Demographics may be a long term theme but I believe it very much has relevance in trying to work out what’s next for the markets.
US demographics turned around 2000. Here we see US GDP changed trend around the same time, and with US demographics negative for this decade, that trend should continue. To be clear there are large oscillations within that but the overall pressure is down.
Here is my demographic (weighted) composite again for the main 5 economies of the world.
And here is real global GDP, which again matches the trends in global demographics (represented by the line overlaid):
In short, the demographic trend is recessionary, and I believe the global economy will at some point get the trigger or catalyst to tip into negative growth again, either through excessive bond yield rising tightening or through excessive commodity price rises, which would be a temporary inflationary shock. I say temporary as I previously also showed the relation between demographics and inflation/deflation which show the trend in place now is price deflationary:
“A swell of people aged 15-20 entering the workforce works up price inflation through spending, whereas more people entering old age relative to the work force is disinflationary through saving and disinvestment.”
The Fed is targeting 2.5% inflation, but the demographics say this is unlikely to be achieved. Also, GDP is going to remain weak and central banks are going to need to maintain intervention.
The latest US inflation rate came in at 1.5% annually. This is lower than most current treasury yields. The Fed wants inflation to be higher than yields in order to reduce its ballooning debt (by inflating away). Bond yields may still be historically low, but the demographic trends in place mean that inflation is low and growth is low. It wants to stop yields rising to 3% for fear that this level would be enough to tip a weak economy and to prevent it entering a deflationary trap where bond yields exceed inflation. Indeed the Fed’s Bullard has said that if inflation dropped to 1% annual he would want QE to be increased.

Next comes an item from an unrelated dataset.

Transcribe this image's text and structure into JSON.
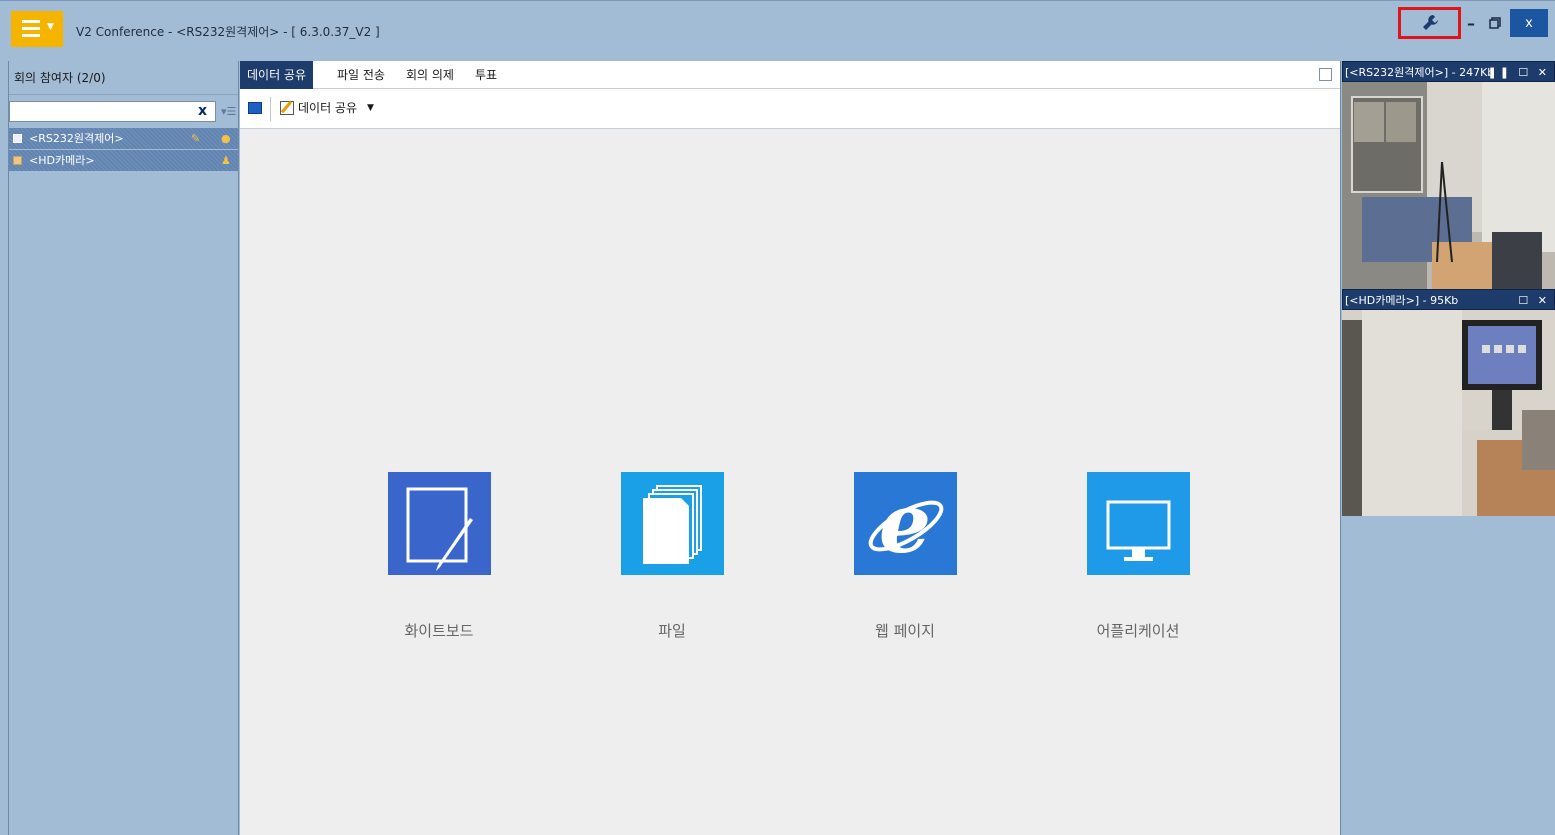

Which brings us to commodities. Can they rally? The demographics are largely against, as demand should erode and hard assets perform best in inflationary trends. On the flip side, the easy money conditions mean a loss of appetite for stocks could see money flows into commodities in a speculative momentum rally. History would suggest they probably can as late cyclicals, but history has not seen this collective demographic downtrend before between most of the major economies.
If I was to advise on a buy-and-hold portfolio for the next few years (I am not an advisor, don’t follow me etc) it would look something like this: long japan equities (positive demographics for stock market), short usa/europe/china equities (negative demographics), long gold (go-to asset as anti-demographic), short energy, short real estate, long cash with bias to asia currencies (all deflationary).

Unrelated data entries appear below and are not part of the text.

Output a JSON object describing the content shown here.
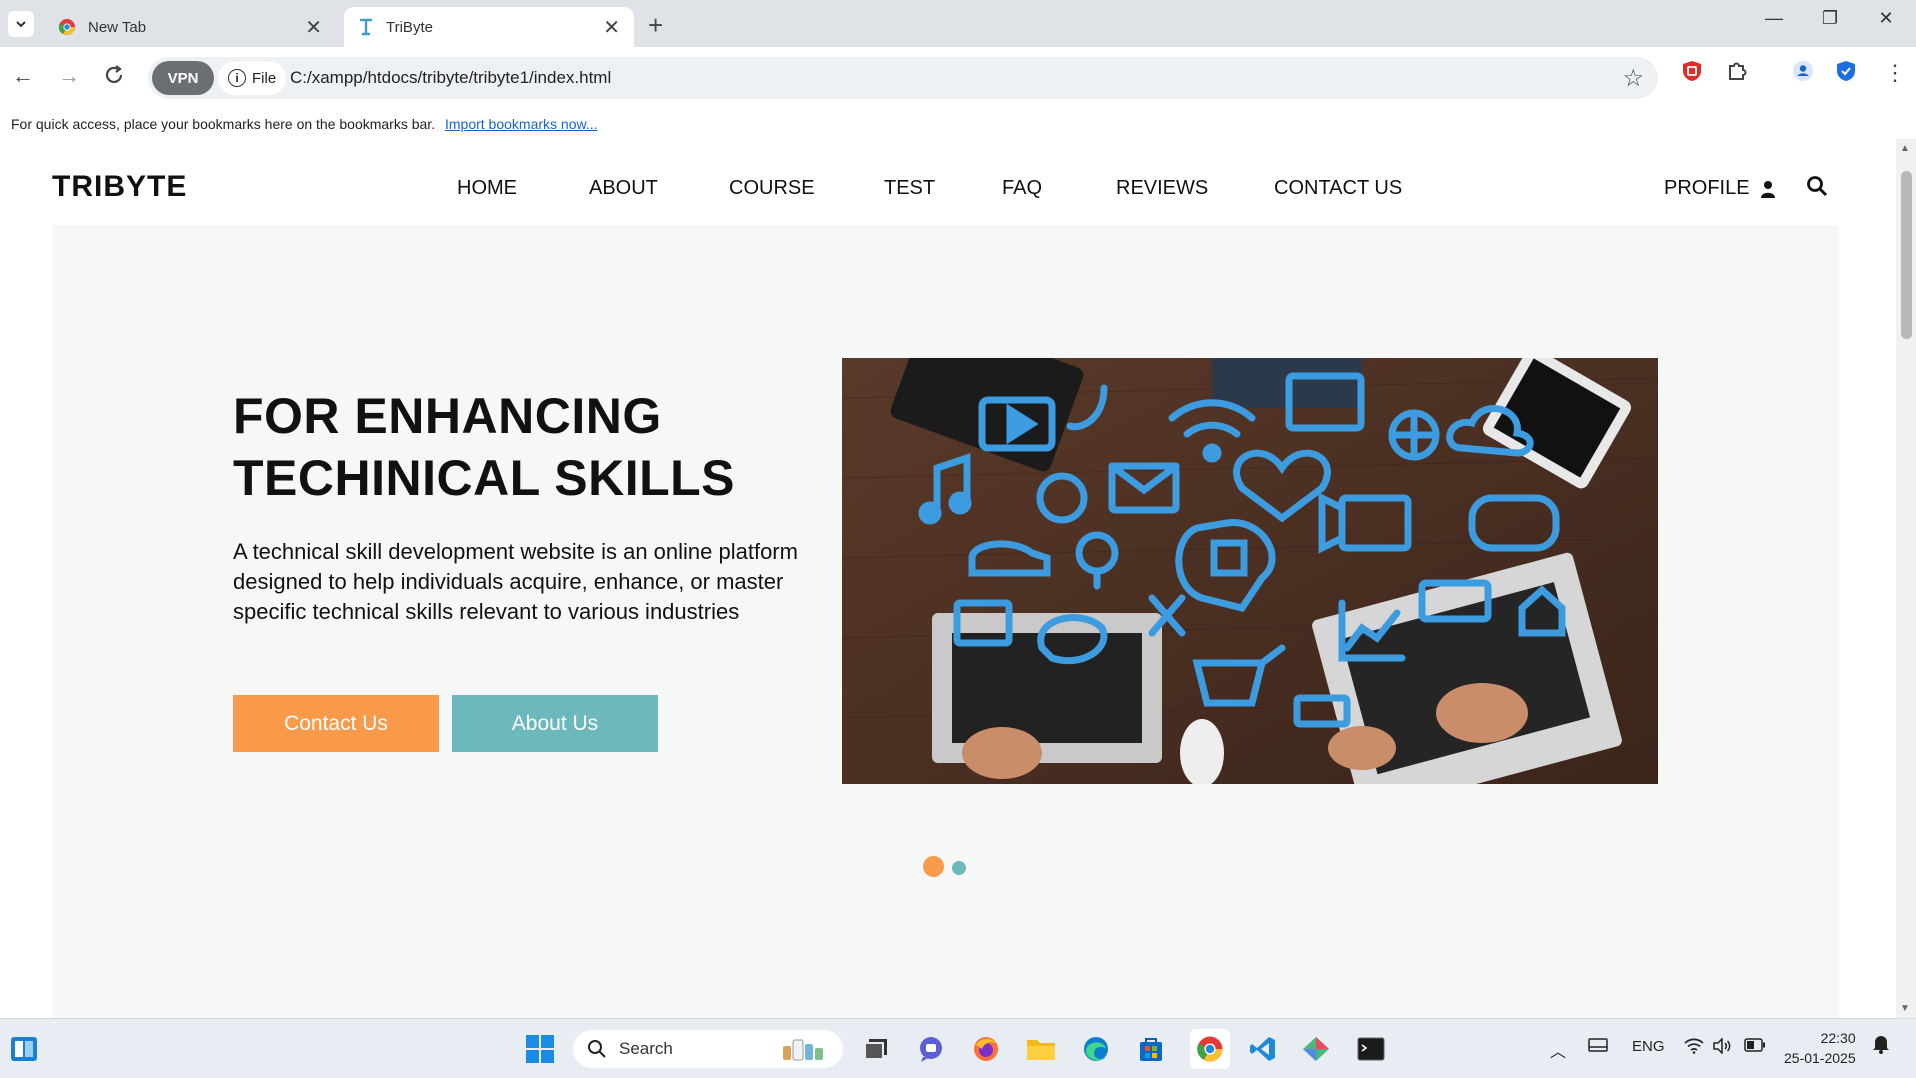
{
  "browser": {
    "tabs": [
      {
        "title": "New Tab",
        "active": false
      },
      {
        "title": "TriByte",
        "active": true
      }
    ],
    "vpn_label": "VPN",
    "file_chip": "File",
    "url": "C:/xampp/htdocs/tribyte/tribyte1/index.html",
    "bookmarks_hint": "For quick access, place your bookmarks here on the bookmarks bar.",
    "bookmarks_link": "Import bookmarks now..."
  },
  "site": {
    "brand": "TRIBYTE",
    "nav": [
      "HOME",
      "ABOUT",
      "COURSE",
      "TEST",
      "FAQ",
      "REVIEWS",
      "CONTACT US"
    ],
    "profile_label": "PROFILE",
    "hero": {
      "title_line1": "FOR ENHANCING",
      "title_line2": "TECHINICAL SKILLS",
      "text": "A technical skill development website is an online platform designed to help individuals acquire, enhance, or master specific technical skills relevant to various industries",
      "btn_contact": "Contact Us",
      "btn_about": "About Us",
      "slide_active": 1,
      "slide_count": 2
    },
    "colors": {
      "accent_orange": "#f9994a",
      "accent_teal": "#6db8bd",
      "hero_bg": "#f6f8f8"
    }
  },
  "taskbar": {
    "search_label": "Search",
    "lang": "ENG",
    "time": "22:30",
    "date": "25-01-2025"
  }
}
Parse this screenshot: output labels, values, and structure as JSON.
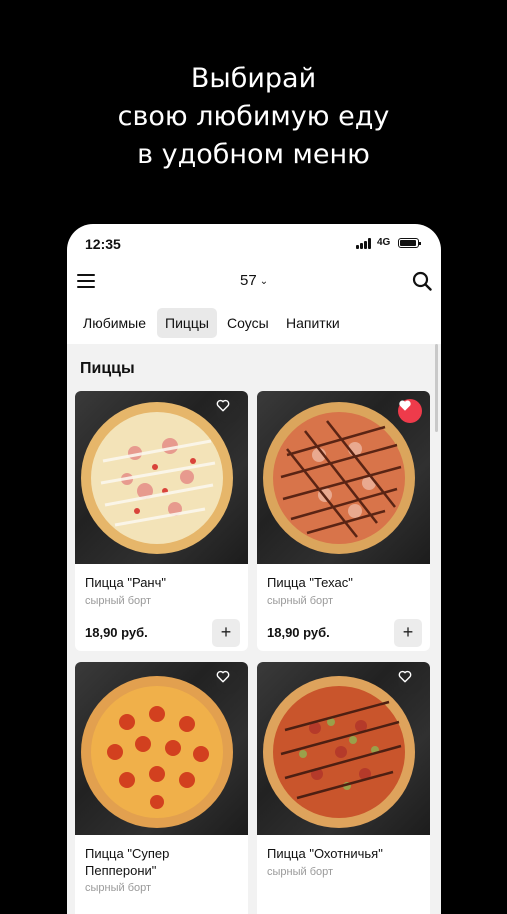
{
  "promo": {
    "line1": "Выбирай",
    "line2": "свою любимую еду",
    "line3": "в удобном меню"
  },
  "status": {
    "time": "12:35",
    "network": "4G"
  },
  "header": {
    "selector_value": "57",
    "chevron": "chevron-down-icon"
  },
  "tabs": [
    {
      "label": "Любимые",
      "active": false
    },
    {
      "label": "Пиццы",
      "active": true
    },
    {
      "label": "Соусы",
      "active": false
    },
    {
      "label": "Напитки",
      "active": false
    }
  ],
  "section": {
    "title": "Пиццы"
  },
  "products": [
    {
      "name": "Пицца \"Ранч\"",
      "subtitle": "сырный борт",
      "price": "18,90 руб.",
      "favorite": false
    },
    {
      "name": "Пицца \"Техас\"",
      "subtitle": "сырный борт",
      "price": "18,90 руб.",
      "favorite": true
    },
    {
      "name": "Пицца \"Супер Пепперони\"",
      "subtitle": "сырный борт",
      "price": "",
      "favorite": false
    },
    {
      "name": "Пицца \"Охотничья\"",
      "subtitle": "сырный борт",
      "price": "",
      "favorite": false
    }
  ],
  "colors": {
    "background": "#000000",
    "favorite_active": "#ee3b4b",
    "content_bg": "#f2f2f2"
  }
}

Russell Napier believes that there is trend-following in place in equities currently, but that eventually perception will turn to how QE and ZIRP have failed over 4 years to return the US to normal growth and stocks will turn bearish. I agree that this will happen and see developments ahead that can force it. If the US pulls back on government spending (debt ceiling 30 Sept) or stimulus then earnings should decrease (as per recent post) and yields should rise further, respectively. If commodities make a speculative rally they are likely to tip the weak economy over, and if they continue to decline in a deflationary trend then US inflation is likely to fall yet further beneath bond yields. In short, the Fed is in a trap, and it is a demographic trap, and a particularly potent trap because of the collective demographic downtrends amongst most developed countries, making for a downward global pressure. I don’t believe it can create sustained inflation or normal growth UNTIL demographic trends change. Collective demographics do start to improve once we get to the end of this decade, but over the next couple of years I believe there is really no way to avoid a global recession and harsh nominal stocks bear. Either yields, commodities, reduced goverment intervention or increased government intervention should tip a fragile economy over.
What does that mean for trading? Well, for me personally, I like to play an asset one way, siding with the longer term trend. If it goes against me nearer term, then I can use money management and averaging, with the conviction the longer term trend will ultimately drive it. So my anchoring would look something like that imaginary buy-and-hold portfolio I posted just above. Right now I am long energy (oil and gas commodities) which is a concern if deflationary trends dominate. However, solar cycles / historic topping order / easy money speculative conditions may yet deliver the decisive rally that I seek, so I’m going to carry on holding for now. With equities I am looking to build on the short side from the current position but am looking for more evidence of stocks topping. The technical action of the last few days has added weight to this, but we still don’t have ‘enough’ all round evidence. But this is trying to be as accurate as possible with timing, for the yearly trading P&L. I have sold my other longer term equity-related investments over the last couple of months and moved them to cash.